Noch ‘ne Statistik, diesmal von der PGA Tour: Es mag überraschen, aber trotz mancher Fabelrunde hat Justin Thomas bei den Durchschnittsscores auf der PGA Tour nicht die Nase vorn. Tatsächlich führt Rickie Fowler das Ranking an, der „frischgebackene“ 29-Jährige brachte es bei 21 Turnieren auf einen Schnitt von 67,211 Schlägen. Es folgen Kevin Kisner (67,954 Schläge) sowie Justin Rose (68,208) noch vor dem Weltranglistenersten Dustin Johnson und US-Open-Champion Brooks Koepka (beide 68,708).
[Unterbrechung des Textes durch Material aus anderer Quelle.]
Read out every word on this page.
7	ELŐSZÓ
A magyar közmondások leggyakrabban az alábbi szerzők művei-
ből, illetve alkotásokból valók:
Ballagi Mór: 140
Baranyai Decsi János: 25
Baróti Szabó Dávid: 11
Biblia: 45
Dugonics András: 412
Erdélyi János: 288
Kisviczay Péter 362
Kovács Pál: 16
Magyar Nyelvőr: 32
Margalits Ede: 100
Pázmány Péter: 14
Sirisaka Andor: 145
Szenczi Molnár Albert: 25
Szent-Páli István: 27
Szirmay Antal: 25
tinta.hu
LPGA Tour wächst, LET hängt

Fortschritt: Die LPGA Tour hat ihren Kalender für 2018 veröffentlich, und der US-Proetten-Circuit prosperiert kräftig. Zwar gibt es auch in der kommenden Saison wie gehabt 34 Turniere – drei Veranstaltungen entfielen, drei kommen dazu –, dafür aber wird ein Rekordpreisgeld von 68,75 Millionen Dollar ausgeschüttet. Das sind 3,25 Millionen Dollar mehr als in diesem Jahr. Während die LPGA Ende Januar mit der Pure Silk Bahamas Classic in die neue Spielzeit startet, bleibt die Ladies European Tour (LET) 2018 eine Hängepartie. Es gibt noch keinen Gesamtkalender, lediglich die ersten vier Turniere des Jahres wurden benannt.

Lip-out des Jahres

Fakt oder Fake: Die Umdrehungen sind garantiert künstlich eingebaut, aber der „Brummkreisel“-Lip-out ist auf jeden Fall gelungen, den „madcaddy36“ hier bei einem Putt von Jason Dufner eingebaut hat:



Ein von @ madcaddy36 geteilter Beitrag am

Dopingprobe verpasst: Sperre für Hensby

Unentschuldigt gefehlt: Der Australier Mark Hensby ist von der PGA Tour für ein Jahr gesperrt worden, nach dem er einen angekündigten Dopingtest verpasst hatte. Hensby hatte 2004 die John Deere Classic gewonnen, spielt aber mittlerweile hauptsächlich auf der Web.com-Tour. Nun muss er bis 2018 auf die Profi-Bühne verzichten. Seine Sperre ist die vierte von der PGA Tour bekannt gegebene Sanktion gegen einen Spieler binnen zehn Jahren.

Buchstabieren mit Jordan

Frühkindliche Prägung: Lehrerin Emily Grace aus Kansas City hat via Twitter das Ergebnis eines Rechtschreibtests veröffentlicht, bei unter anderem das Wort „Speech“ („Rede“) buchstabiert werden sollte. Was bei einem offensichtlich sehr Golf affinen Schulkind dabei herauskam, das sehen Sie unter Punkt 6:



Auch eine Reaktion ließ nicht lange auf sich warten. Jordan Spieths Mutter „applaudierte“ ebenfalls via Twitter:





Valderrama gehört jetzt den Mitgliedern

Freundliche Übernahme: Der Real Club Valderrama in Spanien gehört zu den Golfplatz-Ikonen des alten Kontinents, war 1997 Schauplatz des ersten Ryder Cups auf dem europäischen Festland und jahrzehntelang untrennbar mit dem Namen seines Patriarchen Jaime Ortiz-Patiño verbunden, der die Anlage in Sotogrande an der Mittelmeerküste 1984 erwarb und aus ihr ein Juwel machte. Als der Magnat 2013 starb, übernahm die Zagaleta-Gruppe, die sich mit Luxus-Residenzen beschäftigt, Valderrama, in dem man die Besitzerfirma für 40 Millionen Euro übernahm. Obwohl die Spielrechte bis 2050 vertraglich gesichert sind, war dies den Clubmitgliedern offenbar ein Dorn im Auge. Also legte man zusammen und kaufte Zagaleta die 27 Loch samt Übungseinrichtungen, Clubhaus und Marketingrechten ab – für das vergleichbare Schnäppchen von 28 Millionen Euro.

Frohe Weihnachten!

Zum Schluss: Advent, Advent, ein Lichtlein brennt... Und wenn der Weihnachtsbaum sogar den Driver schwingt, dann Santa Claus bald die Golfgeschenke bringt. Merry Christmas!